Fig. 2

Genome assembly assessment and comparison. (a) The histogram generated by findGSE with a k-mer size of 21 is displayed below. The observed k-mer frequency is depicted by the gray line, while the teal line represents the fitted model for the heterozygous k-mer peak. The blue line represents the fitted model without k-mer correction, and finally, the red line represents the fitted model with k-mer correction, which is utilized to estimate the size of the genome. (b) A left panel with a Hi-C contact map is used to represent the genome assembly, showing the proximity of genomic regions in three-dimensional space as a contiguous linear arrangement.
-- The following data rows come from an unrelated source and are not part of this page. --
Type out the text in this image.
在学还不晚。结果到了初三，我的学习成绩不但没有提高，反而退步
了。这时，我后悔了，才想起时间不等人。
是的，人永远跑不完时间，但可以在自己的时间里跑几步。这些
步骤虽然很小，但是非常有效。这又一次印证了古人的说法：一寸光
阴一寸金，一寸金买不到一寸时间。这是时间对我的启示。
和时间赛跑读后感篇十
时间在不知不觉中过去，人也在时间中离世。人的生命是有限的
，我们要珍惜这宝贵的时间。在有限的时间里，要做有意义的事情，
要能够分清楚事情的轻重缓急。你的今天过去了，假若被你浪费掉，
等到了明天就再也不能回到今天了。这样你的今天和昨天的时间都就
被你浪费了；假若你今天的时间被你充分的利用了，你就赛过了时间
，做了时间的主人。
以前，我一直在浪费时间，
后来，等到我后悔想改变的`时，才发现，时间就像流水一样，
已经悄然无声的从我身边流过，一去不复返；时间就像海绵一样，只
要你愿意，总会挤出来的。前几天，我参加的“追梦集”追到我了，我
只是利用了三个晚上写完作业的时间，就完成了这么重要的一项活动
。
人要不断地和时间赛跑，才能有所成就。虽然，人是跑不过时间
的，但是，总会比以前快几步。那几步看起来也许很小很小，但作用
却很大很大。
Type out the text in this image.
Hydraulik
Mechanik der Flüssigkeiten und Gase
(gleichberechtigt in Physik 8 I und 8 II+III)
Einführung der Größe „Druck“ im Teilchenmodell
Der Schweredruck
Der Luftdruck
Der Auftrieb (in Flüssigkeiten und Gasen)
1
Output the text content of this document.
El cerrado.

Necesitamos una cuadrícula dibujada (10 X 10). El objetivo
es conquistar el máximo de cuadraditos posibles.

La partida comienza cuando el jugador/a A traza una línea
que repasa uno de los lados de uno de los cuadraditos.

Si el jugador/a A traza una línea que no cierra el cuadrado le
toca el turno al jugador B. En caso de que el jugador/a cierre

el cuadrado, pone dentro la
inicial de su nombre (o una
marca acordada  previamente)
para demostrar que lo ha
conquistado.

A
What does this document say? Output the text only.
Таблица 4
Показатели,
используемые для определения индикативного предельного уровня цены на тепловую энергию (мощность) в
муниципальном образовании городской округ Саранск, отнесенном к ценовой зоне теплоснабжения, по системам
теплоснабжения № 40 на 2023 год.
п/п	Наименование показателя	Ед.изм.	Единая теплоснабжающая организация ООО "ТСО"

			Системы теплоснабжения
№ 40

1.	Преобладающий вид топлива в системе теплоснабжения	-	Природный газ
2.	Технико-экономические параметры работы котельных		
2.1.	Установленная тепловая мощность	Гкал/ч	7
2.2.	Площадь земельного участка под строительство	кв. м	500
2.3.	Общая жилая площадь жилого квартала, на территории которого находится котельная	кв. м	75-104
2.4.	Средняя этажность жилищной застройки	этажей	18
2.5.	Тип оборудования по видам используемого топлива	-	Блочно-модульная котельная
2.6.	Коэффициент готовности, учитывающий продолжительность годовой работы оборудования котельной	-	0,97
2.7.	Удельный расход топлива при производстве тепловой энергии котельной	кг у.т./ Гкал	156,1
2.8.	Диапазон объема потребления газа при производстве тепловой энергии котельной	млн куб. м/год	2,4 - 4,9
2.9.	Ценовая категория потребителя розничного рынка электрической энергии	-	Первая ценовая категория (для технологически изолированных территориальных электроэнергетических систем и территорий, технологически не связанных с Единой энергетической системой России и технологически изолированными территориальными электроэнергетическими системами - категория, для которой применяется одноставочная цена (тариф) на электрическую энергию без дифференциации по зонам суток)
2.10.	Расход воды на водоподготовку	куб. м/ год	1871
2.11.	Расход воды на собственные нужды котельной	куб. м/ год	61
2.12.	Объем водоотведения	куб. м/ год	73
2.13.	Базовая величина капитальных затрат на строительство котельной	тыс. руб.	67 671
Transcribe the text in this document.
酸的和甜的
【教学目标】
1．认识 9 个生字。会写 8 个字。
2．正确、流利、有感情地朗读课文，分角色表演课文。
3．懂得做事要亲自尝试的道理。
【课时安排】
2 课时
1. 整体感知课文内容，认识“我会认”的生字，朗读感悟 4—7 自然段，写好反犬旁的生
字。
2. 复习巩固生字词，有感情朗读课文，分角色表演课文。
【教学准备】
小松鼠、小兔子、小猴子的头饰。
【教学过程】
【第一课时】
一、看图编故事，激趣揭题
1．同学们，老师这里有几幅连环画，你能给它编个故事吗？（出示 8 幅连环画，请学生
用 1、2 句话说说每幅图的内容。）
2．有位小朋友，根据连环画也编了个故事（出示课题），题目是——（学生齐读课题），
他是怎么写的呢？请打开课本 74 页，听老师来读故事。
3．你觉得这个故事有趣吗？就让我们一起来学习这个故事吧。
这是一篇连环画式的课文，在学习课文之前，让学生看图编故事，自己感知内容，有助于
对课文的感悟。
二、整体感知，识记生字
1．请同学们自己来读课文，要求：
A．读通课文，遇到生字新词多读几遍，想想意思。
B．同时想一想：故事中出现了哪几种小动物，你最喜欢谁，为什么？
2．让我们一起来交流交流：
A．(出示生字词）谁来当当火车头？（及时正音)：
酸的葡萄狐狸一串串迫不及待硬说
Each cell in the contact map represents sequencing data that confirms the linkage between two specific regions. Gray lines are used to separate scaffolds, and the density of the map indicates the degree of fragmentation, with higher density indicating more fragmentation. The right panel, depict a plot showing the size distribution in Mega base (Mb) of each scaffold in the genome. (c) This plot compares the rfMv2 genome in this study to a published genome (GCA_014462685) of RPW by plotting the cumulative sequence length (y-axis) against the increasing number of scaffolds (x-axis). (d) The comparison between the rfMv2 genome presented in this study and the published genome (GCA_014462685) was visualized using grouped bar charts. These charts depict the BUSCO analyses for the insecta_odb10 gene sets. The height of the bars represents the percentage of genes found in each assembly relative to the total gene set. Additionally, x axis of each of the grouped bar charts are labeled with the Initials based on the BUSCO status: M for missing genes, F for fragmented genes, CD indicates complete and duplicated genes, and CS represents complete and single-copy genes.